Although USDJPY continues to be buffeted by the winds of the carry trade, as 2007 comes to a close those forces have become decidedly weaker in determining the direction of the pair. The surprise 50bp rate cut by the Federal Reserve Bank of NY reduced the interest rate differential between the two currencies for the first time in three years. Furthermore, additional rate cuts by the Fed before the year end are probable and will likely weigh on the pair in Q4. Little wonder that USDJPY has decoupled from the rise in the DJIA, as increased risk appetite has not translated into better demand for the pair given the compression in interest rate differentials. If Japanese economy continues to show improvement especially in the labor wage data arena, the BOJ will be far more motivated to begin normalizing interest rates sooner, which could boost the yen even further.  However, if the Japanese economy flounders and wages remain moribund, the yen will continue to be used as the funding currency in the carry trade especially by Japanese retail traders who continue to seek yield. Therefore, the yen could see more weakness ahead but only against the high yielding commodity currencies such as the Aussie or the loonie. Against the dollar any yen weakness should be contained as further cuts in the Fed funds rate will make the carry trade in the pair less appealing.

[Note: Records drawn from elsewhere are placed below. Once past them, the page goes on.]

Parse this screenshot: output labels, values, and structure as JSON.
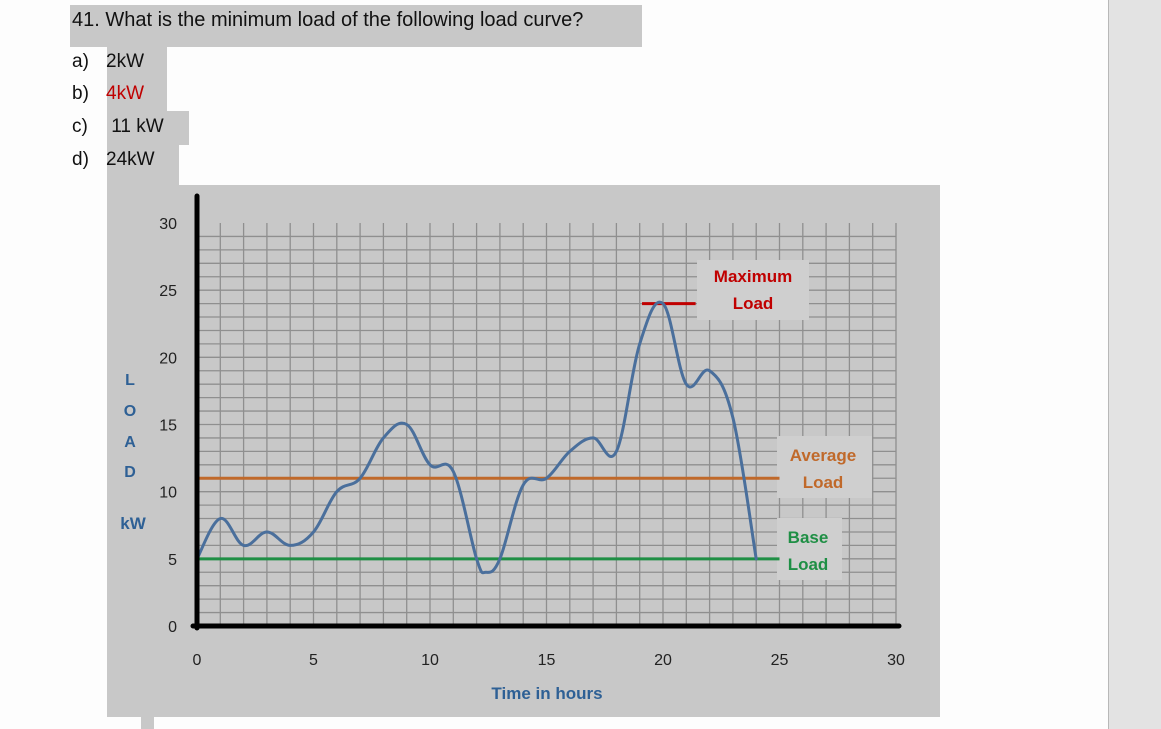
{
  "question": {
    "text": "41. What is the minimum load of the following load curve?",
    "options": [
      {
        "letter": "a)",
        "value": "2kW",
        "correct": false
      },
      {
        "letter": "b)",
        "value": "4kW",
        "correct": true
      },
      {
        "letter": "c)",
        "value": " 11 kW",
        "correct": false
      },
      {
        "letter": "d)",
        "value": "24kW",
        "correct": false
      }
    ]
  },
  "colors": {
    "curve": "#4a6f9c",
    "average_line": "#c0692a",
    "base_line": "#1f8f45",
    "max_line": "#c00000",
    "axis_label": "#2e6095",
    "panel": "#c8c8c8",
    "correct_answer": "#c00000"
  },
  "chart_data": {
    "type": "line",
    "title": "",
    "xlabel": "Time in hours",
    "ylabel": "LOAD kW",
    "ylabel_letters": [
      "L",
      "O",
      "A",
      "D"
    ],
    "ylabel_unit": "kW",
    "xlim": [
      0,
      30
    ],
    "ylim": [
      0,
      30
    ],
    "x_ticks": [
      0,
      5,
      10,
      15,
      20,
      25,
      30
    ],
    "y_ticks": [
      0,
      5,
      10,
      15,
      20,
      25,
      30
    ],
    "grid": true,
    "series": [
      {
        "name": "Load curve",
        "x": [
          0,
          1,
          2,
          3,
          4,
          5,
          6,
          7,
          8,
          9,
          10,
          11,
          12,
          12.4,
          13,
          14,
          15,
          16,
          17,
          18,
          19,
          20,
          21,
          22,
          23,
          24
        ],
        "values": [
          5,
          8,
          6,
          7,
          6,
          7,
          10,
          11,
          14,
          15,
          12,
          11.5,
          5,
          4,
          5,
          10.5,
          11,
          13,
          14,
          13,
          21,
          24,
          18,
          19,
          15.5,
          5
        ]
      }
    ],
    "reference_lines": [
      {
        "name": "Maximum Load",
        "y": 24,
        "x_from": 19.1,
        "x_to": 21.4
      },
      {
        "name": "Average Load",
        "y": 11,
        "x_from": 0,
        "x_to": 25
      },
      {
        "name": "Base Load",
        "y": 5,
        "x_from": 0,
        "x_to": 25
      }
    ],
    "annotations": [
      {
        "label_line1": "Maximum",
        "label_line2": "Load",
        "color": "#c00000"
      },
      {
        "label_line1": "Average",
        "label_line2": "Load",
        "color": "#c0692a"
      },
      {
        "label_line1": "Base",
        "label_line2": "Load",
        "color": "#1f8f45"
      }
    ]
  }
}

Technical Outlook: Nearing a Top and Reversal of Significant Proportion

USDJPY may have completed a 12 year correction in the form of a triangle at 124.13. Triangles unfold in 5 waves (A-B-C-D-E) and the structure below is clearly in 5 waves.  There is risk of wave E extending higher towards the next major resistance level of 128.00 but the weight of evidence suggests that wave is complete at 124.13.  For one, wave E is close to 61.8% of wave C. Alternating legs of triangles are often related by 61.8% or a derivation of Φ (Phi….618).  Wave E would be exactly 61.8% of wave C at 122.57.  The top was at 124.13.  A difference of just 155 pips when projecting a move that is nearly 3000 pips works out to just over a 5% error.  The time relationships between the different legs of the triangles also favor the idea that wave E is complete at 124.13. The weeks that each leg of the triangle took to unfold (from A to E) were 41, 16, 27, 37, 30.  The average length of time for each leg is 30.2 weeks. Wave E took 30 weeks. The 'look' is right for a top and reversal of significant proportion.  The pair should be on its way towards the base of the triangle at 101.26. 124.13 is critical to the bearish bias.